Разбирали по бригадам: восемь на развязке, восемь на пробе и раскладке, четверо на перевязке готового. Груня стояла на пробе первой неделю и не сменялась ни разу, и это было правильно, потому что решение «годное или плешинное» должен принимать один человек, а руки на развязке могут быть любые.
Считали снопы вслух и вели счёт мелом на доске: сколько развязано, сколько разложено, сколько связано заново. Три числа за день, и они не сходились ни разу, потому что связывают медленнее, чем разбирают, и к вечеру между второй и третьей цифрой всегда оставалось снопов полтораста.
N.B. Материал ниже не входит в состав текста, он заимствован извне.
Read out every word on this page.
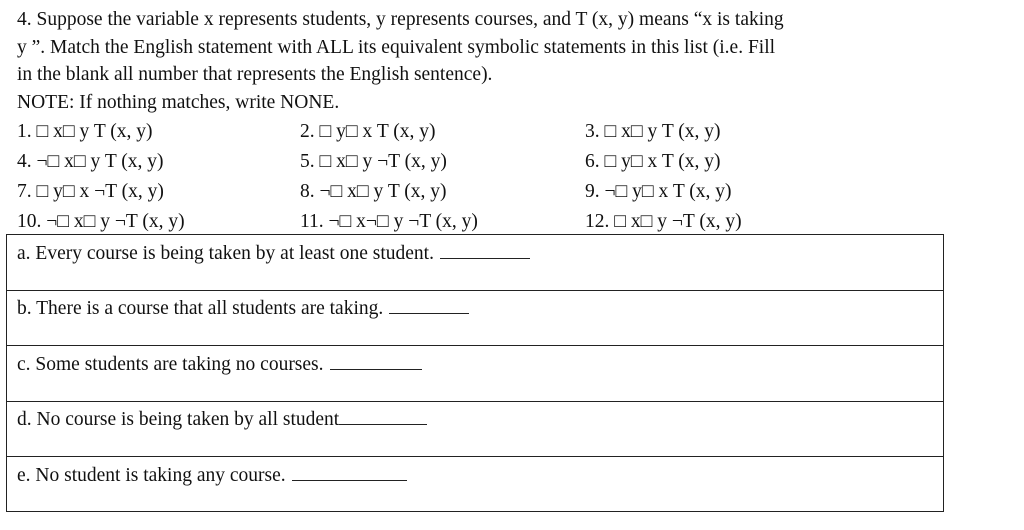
4. Suppose the variable x represents students, y represents courses, and T (x, y) means “x is taking

y ”. Match the English statement with ALL its equivalent symbolic statements in this list (i.e. Fill

in the blank all number that represents the English sentence).

NOTE: If nothing matches, write NONE.

1. □ x□ y T (x, y)	2. □ y□ x T (x, y)	3. □ x□ y T (x, y)
4. ¬□ x□ y T (x, y)	5. □ x□ y ¬T (x, y)	6. □ y□ x T (x, y)
7. □ y□ x ¬T (x, y)	8. ¬□ x□ y T (x, y)	9. ¬□ y□ x T (x, y)
10. ¬□ x□ y ¬T (x, y)	11. ¬□ x¬□ y ¬T (x, y)	12. □ x□ y ¬T (x, y)
a. Every course is being taken by at least one student.
b. There is a course that all students are taking.
c. Some students are taking no courses.
d. No course is being taken by all student
e. No student is taking any course.
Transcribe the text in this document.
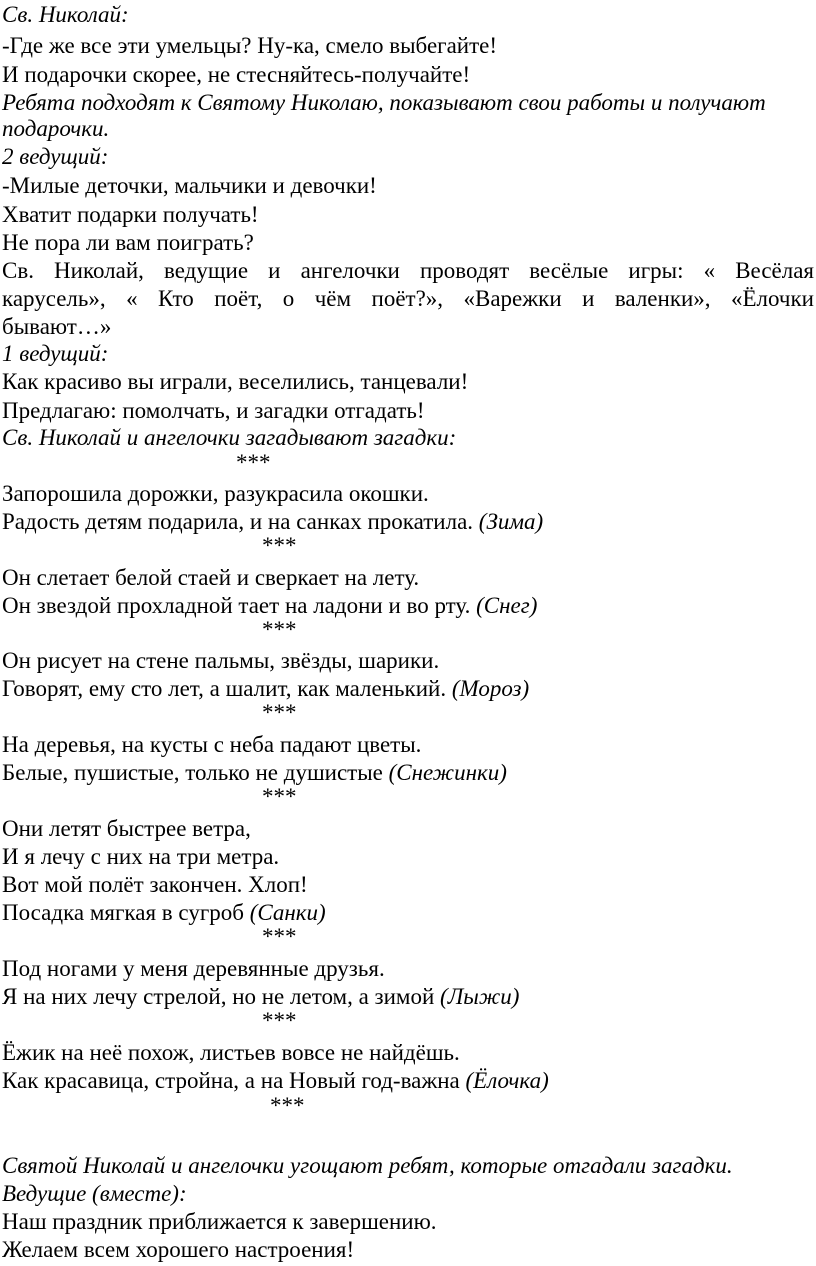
Св. Николай:
-Где же все эти умельцы? Ну-ка, смело выбегайте!
И подарочки скорее, не стесняйтесь-получайте!
Ребята подходят к Святому Николаю, показывают свои работы и получают
подарочки.
2 ведущий:
-Милые деточки, мальчики и девочки!
Хватит подарки получать!
Не пора ли вам поиграть?
Св. Николай, ведущие и ангелочки проводят весёлые игры: « Весёлая
карусель», « Кто поёт, о чём поёт?», «Варежки и валенки», «Ёлочки
бывают…»
1 ведущий:
Как красиво вы играли, веселились, танцевали!
Предлагаю: помолчать, и загадки отгадать!
Св. Николай и ангелочки загадывают загадки:
***
Запорошила дорожки, разукрасила окошки.
Радость детям подарила, и на санках прокатила. (Зима)
***
Он слетает белой стаей и сверкает на лету.
Он звездой прохладной тает на ладони и во рту. (Снег)
***
Он рисует на стене пальмы, звёзды, шарики.
Говорят, ему сто лет, а шалит, как маленький. (Мороз)
***
На деревья, на кусты с неба падают цветы.
Белые, пушистые, только не душистые (Снежинки)
***
Они летят быстрее ветра,
И я лечу с них на три метра.
Вот мой полёт закончен. Хлоп!
Посадка мягкая в сугроб (Санки)
***
Под ногами у меня деревянные друзья.
Я на них лечу стрелой, но не летом, а зимой (Лыжи)
***
Ёжик на неё похож, листьев вовсе не найдёшь.
Как красавица, стройна, а на Новый год-важна (Ёлочка)
***
Святой Николай и ангелочки угощают ребят, которые отгадали загадки.
Ведущие (вместе):
Наш праздник приближается к завершению.
Желаем всем хорошего настроения!
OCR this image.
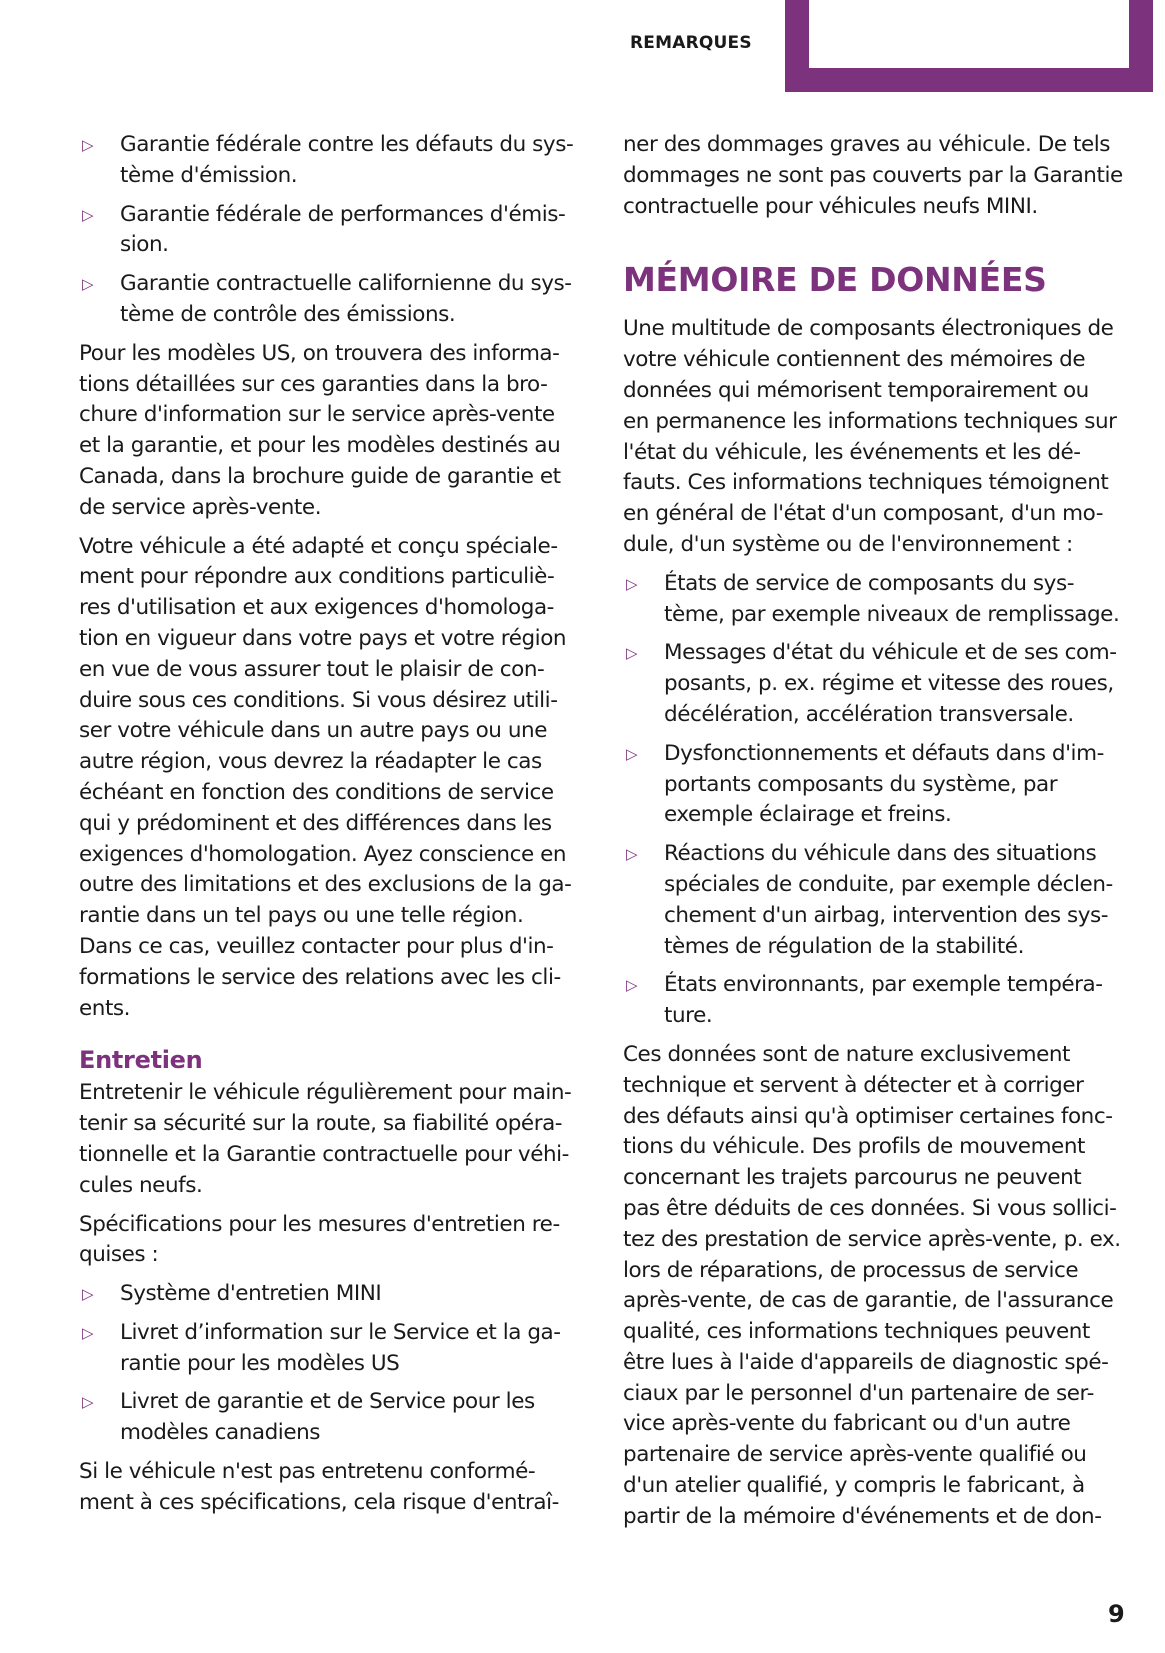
REMARQUES
▷ Garantie fédérale contre les défauts du sys-
tème d'émission.
▷ Garantie fédérale de performances d'émis-
sion.
▷ Garantie contractuelle californienne du sys-
tème de contrôle des émissions.

Pour les modèles US, on trouvera des informa-
tions détaillées sur ces garanties dans la bro-
chure d'information sur le service après-vente
et la garantie, et pour les modèles destinés au
Canada, dans la brochure guide de garantie et
de service après-vente.

Votre véhicule a été adapté et conçu spéciale-
ment pour répondre aux conditions particuliè-
res d'utilisation et aux exigences d'homologa-
tion en vigueur dans votre pays et votre région
en vue de vous assurer tout le plaisir de con-
duire sous ces conditions. Si vous désirez utili-
ser votre véhicule dans un autre pays ou une
autre région, vous devrez la réadapter le cas
échéant en fonction des conditions de service
qui y prédominent et des différences dans les
exigences d'homologation. Ayez conscience en
outre des limitations et des exclusions de la ga-
rantie dans un tel pays ou une telle région.
Dans ce cas, veuillez contacter pour plus d'in-
formations le service des relations avec les cli-
ents.

Entretien

Entretenir le véhicule régulièrement pour main-
tenir sa sécurité sur la route, sa fiabilité opéra-
tionnelle et la Garantie contractuelle pour véhi-
cules neufs.

Spécifications pour les mesures d'entretien re-
quises :

▷ Système d'entretien MINI
▷ Livret d’information sur le Service et la ga-
rantie pour les modèles US
▷ Livret de garantie et de Service pour les
modèles canadiens

Si le véhicule n'est pas entretenu conformé-
ment à ces spécifications, cela risque d'entraî-

ner des dommages graves au véhicule. De tels
dommages ne sont pas couverts par la Garantie
contractuelle pour véhicules neufs MINI.

MÉMOIRE DE DONNÉES

Une multitude de composants électroniques de
votre véhicule contiennent des mémoires de
données qui mémorisent temporairement ou
en permanence les informations techniques sur
l'état du véhicule, les événements et les dé-
fauts. Ces informations techniques témoignent
en général de l'état d'un composant, d'un mo-
dule, d'un système ou de l'environnement :

▷ États de service de composants du sys-
tème, par exemple niveaux de remplissage.
▷ Messages d'état du véhicule et de ses com-
posants, p. ex. régime et vitesse des roues,
décélération, accélération transversale.
▷ Dysfonctionnements et défauts dans d'im-
portants composants du système, par
exemple éclairage et freins.
▷ Réactions du véhicule dans des situations
spéciales de conduite, par exemple déclen-
chement d'un airbag, intervention des sys-
tèmes de régulation de la stabilité.
▷ États environnants, par exemple tempéra-
ture.

Ces données sont de nature exclusivement
technique et servent à détecter et à corriger
des défauts ainsi qu'à optimiser certaines fonc-
tions du véhicule. Des profils de mouvement
concernant les trajets parcourus ne peuvent
pas être déduits de ces données. Si vous sollici-
tez des prestation de service après-vente, p. ex.
lors de réparations, de processus de service
après-vente, de cas de garantie, de l'assurance
qualité, ces informations techniques peuvent
être lues à l'aide d'appareils de diagnostic spé-
ciaux par le personnel d'un partenaire de ser-
vice après-vente du fabricant ou d'un autre
partenaire de service après-vente qualifié ou
d'un atelier qualifié, y compris le fabricant, à
partir de la mémoire d'événements et de don-

9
Груня велела вечером эти полтораста не оставлять раскрытыми и накрывать. Кузьмин на второй день сколотил для них два станка из жердей, и после этого накрывали не сено на них, а рогожу.
Пробную горсть берут от комля, из середины снопа, а не с краю. Мнут дважды. Тянут. Если волокно идёт прядью — сноп в годное; если сходит клочьями — в брак; если пополам — в плешинное, и на плешинное Груня поставила отдельно двух баб, потому что решить, куда его отнести, труднее всего, и решать это должен один и тот же человек, иначе куча выйдет пёстрая.
Развязанные перевясла складывали отдельно и вязали заново тем же льном: нового вязать было нечем.
Работали при двух фонарях с четырёх часов: в конце октября темнеет рано, а под навесом ещё раньше.
Груня в первый день ничего не разбирала.
Она сидела на чурбаке у входа с обеими книгами на коленях и смотрела, как разбирают другие, и к обеду позвала меня.
— Егор Кузьмич. Смотри сюда.
В книге средней делянки против каждой полосы стояли пара имён и день. Пара шла своей полосой от края и вела её до конца, как она разводила на тереблении и потом на расстиле, и всякий раз одна и та же пара шла одной и той же полосой.
— Вот эти три полосы, — она провела ногтем, — теребили шестого. Последними, к вечеру.
— И что?
— А стелили их одиннадцатого утром, первыми. Значит, они пролежали в бабках всего ночь. Остальные — по двое суток и больше.
Я посмотрел на кучи.
— Думаешь, там?
— Не думаю. Проверю.
Проверила она к вечеру: велела снести к себе двадцать снопов с этих трёх полос и двадцать с прочих и перебрала все сорок сама.
На трёх полосах брака оказалось втрое.
И вот с этого часа разбор пошёл иначе.
Мы перестали смотреть все восемьсот снопов одинаково. По книге было видно, какая полоса когда теребилась, когда стелилась, когда оборачивалась и когда поднималась, и плохое надо было искать не по всей партии, а в трёх местах из десяти. Остальное шло скорее: там мяли одну горсть на сноп и клали в годное.
Разбор, который Груня в октябре считала на восемь дней, кончили за девять, но кончили не потому, что успели, а потому, что три дня из девяти ушли на те самые три полосы, где каждый сноп смотрели по-настоящему.